Saturday, June 11, 2011

Conversations, Part I

Right now, I'm sitting on my sofa, listening to Ray compose some music. Some birds are singing outside my window. I'm relaxing after cleaning my house, browsing facebook, and having a conversation on chat. A normal Saturday afternoon...kind of.

The person I'm chatting with is a Middle Eastern man. I've asked him the same question that I've been starting to ask a few of my friends here: "What do you think America needs to know about the Middle East and Muslims?"

The answer is always pretty much the same, and this particular man (I'll call him Amir) put it quite succinctly:
"Islam does not promote, sponsor, condone or encourage terrorism or murder."

I asked another person (I'll call him Ahmed) this same question, and though he gave a similar answer, it took a while for him to give it.
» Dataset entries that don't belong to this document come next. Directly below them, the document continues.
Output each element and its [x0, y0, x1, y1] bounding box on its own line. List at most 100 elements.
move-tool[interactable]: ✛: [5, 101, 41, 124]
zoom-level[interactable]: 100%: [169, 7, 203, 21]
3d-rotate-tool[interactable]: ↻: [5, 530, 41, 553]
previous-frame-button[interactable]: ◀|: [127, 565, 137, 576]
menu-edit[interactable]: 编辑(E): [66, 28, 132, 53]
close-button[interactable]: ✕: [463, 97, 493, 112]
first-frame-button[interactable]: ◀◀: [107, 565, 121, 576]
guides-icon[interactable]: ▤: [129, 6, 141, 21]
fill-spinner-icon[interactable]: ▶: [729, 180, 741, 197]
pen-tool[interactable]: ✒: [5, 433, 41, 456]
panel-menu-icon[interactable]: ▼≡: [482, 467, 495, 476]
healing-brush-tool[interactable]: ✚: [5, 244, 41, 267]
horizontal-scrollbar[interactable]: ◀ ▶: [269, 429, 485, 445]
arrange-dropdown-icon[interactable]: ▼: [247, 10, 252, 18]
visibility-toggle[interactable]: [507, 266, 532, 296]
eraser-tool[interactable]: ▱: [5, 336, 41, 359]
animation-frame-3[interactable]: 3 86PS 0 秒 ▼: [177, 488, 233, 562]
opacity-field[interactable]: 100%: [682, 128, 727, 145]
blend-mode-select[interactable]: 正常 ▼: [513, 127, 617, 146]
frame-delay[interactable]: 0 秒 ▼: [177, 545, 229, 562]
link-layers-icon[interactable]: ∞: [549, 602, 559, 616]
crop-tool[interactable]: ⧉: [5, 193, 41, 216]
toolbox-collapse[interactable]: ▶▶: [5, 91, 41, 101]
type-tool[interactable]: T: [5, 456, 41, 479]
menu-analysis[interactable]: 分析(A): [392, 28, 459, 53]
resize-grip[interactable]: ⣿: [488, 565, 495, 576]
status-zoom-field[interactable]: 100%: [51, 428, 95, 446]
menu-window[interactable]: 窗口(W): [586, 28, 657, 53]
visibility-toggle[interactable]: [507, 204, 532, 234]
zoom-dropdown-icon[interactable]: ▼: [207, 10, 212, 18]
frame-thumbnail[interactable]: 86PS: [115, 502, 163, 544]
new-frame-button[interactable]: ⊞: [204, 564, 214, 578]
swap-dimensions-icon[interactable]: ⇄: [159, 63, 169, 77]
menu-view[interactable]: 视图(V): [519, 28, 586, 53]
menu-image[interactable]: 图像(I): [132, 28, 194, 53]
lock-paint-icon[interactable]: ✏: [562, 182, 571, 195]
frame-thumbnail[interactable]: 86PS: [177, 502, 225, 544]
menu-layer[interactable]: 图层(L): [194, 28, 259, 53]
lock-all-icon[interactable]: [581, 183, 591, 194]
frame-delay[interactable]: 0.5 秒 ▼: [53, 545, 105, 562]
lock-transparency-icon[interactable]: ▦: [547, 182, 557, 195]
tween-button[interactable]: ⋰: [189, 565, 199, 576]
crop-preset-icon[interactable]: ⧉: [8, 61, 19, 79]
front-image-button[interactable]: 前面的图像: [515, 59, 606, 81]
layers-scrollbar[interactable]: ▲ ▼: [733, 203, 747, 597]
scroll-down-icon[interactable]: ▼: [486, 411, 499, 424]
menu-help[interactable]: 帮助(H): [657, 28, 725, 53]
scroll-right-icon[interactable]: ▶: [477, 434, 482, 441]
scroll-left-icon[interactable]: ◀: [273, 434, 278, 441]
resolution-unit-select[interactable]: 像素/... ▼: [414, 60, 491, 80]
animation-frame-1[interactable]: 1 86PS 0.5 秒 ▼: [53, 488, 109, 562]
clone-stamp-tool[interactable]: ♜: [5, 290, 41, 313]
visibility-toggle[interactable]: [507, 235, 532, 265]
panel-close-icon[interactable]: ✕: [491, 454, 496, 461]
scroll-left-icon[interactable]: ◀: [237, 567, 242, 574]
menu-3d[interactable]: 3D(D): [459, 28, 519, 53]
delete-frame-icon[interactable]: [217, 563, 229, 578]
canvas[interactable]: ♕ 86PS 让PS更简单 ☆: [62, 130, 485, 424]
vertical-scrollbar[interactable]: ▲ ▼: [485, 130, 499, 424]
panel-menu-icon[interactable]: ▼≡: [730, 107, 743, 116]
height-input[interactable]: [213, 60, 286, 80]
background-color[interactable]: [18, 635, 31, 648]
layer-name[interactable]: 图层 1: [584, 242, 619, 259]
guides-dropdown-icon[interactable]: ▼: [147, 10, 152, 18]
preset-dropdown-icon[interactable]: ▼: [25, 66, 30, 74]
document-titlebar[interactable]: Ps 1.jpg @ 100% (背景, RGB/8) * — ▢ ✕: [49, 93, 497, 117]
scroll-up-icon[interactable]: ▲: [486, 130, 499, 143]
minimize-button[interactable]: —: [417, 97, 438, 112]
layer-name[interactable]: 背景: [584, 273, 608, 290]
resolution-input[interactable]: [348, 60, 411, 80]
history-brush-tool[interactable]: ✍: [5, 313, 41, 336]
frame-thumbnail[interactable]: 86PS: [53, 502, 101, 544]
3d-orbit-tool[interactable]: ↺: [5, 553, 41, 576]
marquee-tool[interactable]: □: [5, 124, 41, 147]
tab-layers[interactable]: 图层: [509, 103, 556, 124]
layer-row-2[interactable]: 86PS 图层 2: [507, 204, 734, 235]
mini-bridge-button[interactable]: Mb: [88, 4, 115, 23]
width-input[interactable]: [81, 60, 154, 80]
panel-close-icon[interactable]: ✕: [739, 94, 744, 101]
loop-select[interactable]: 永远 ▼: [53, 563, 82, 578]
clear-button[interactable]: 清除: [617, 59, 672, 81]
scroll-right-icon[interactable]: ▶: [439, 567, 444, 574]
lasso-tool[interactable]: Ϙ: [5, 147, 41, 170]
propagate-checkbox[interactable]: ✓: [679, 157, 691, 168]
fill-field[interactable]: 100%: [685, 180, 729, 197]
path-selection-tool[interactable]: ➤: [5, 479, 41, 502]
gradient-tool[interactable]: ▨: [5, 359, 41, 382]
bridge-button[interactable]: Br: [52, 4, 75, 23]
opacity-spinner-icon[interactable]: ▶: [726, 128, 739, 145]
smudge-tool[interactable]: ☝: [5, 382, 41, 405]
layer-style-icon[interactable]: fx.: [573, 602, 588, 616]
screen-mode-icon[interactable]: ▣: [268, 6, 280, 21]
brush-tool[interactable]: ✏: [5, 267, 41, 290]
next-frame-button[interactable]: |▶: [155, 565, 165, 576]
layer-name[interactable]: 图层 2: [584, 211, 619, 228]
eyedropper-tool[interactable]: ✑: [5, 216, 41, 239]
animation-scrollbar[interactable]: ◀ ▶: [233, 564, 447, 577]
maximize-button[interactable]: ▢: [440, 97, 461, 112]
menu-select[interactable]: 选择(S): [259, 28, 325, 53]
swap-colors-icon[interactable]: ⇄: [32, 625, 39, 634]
He said answering that question was useless, that there was no point in trying to make the West believe anything good of the East. I hassled him just a little, in a nice way. In addition to what Amir said, Ahmed answered, "We are not terrorists...we f---ing hate the muslim terrorists." Following this was a long release of frustration about how his part of the world, his religion, his culture, and himself were discriminated against. World events are taken personally, though he himself never personally offended anyone from the other side of the world.

From the answers to my question, I've been picking up on the same root. When I look a little deeper, I see that my friends, students, neighbors seem to echo the same response: "I didn't do anything wrong. Why am I being punished for something I didn't do?" 

I don't know what it was exactly that made me begin asking my question, and I don't exactly know what to do with the answers except to just listen. I hope that by asking and listening some understanding or compassion might steal its way into places it didn't exist before.  

1 comment:

  1. I think a lot of the misunderstanding and hatred stems from the basic human weakness to be more willing to believe an easy lie than understand a hard truth. I try not to be cynical, but it seems to me that far too many people are intellectually lazy, too lazy to seek knowledge and common ground. I've written some posts on this subject, and I can say that trying to promote understanding doesn't seem to be as popular as it should be.

    BTW, thank you for the comment on my Rabbit Becomes a Jaguar post. I'm very pleased to have your eyes on the page.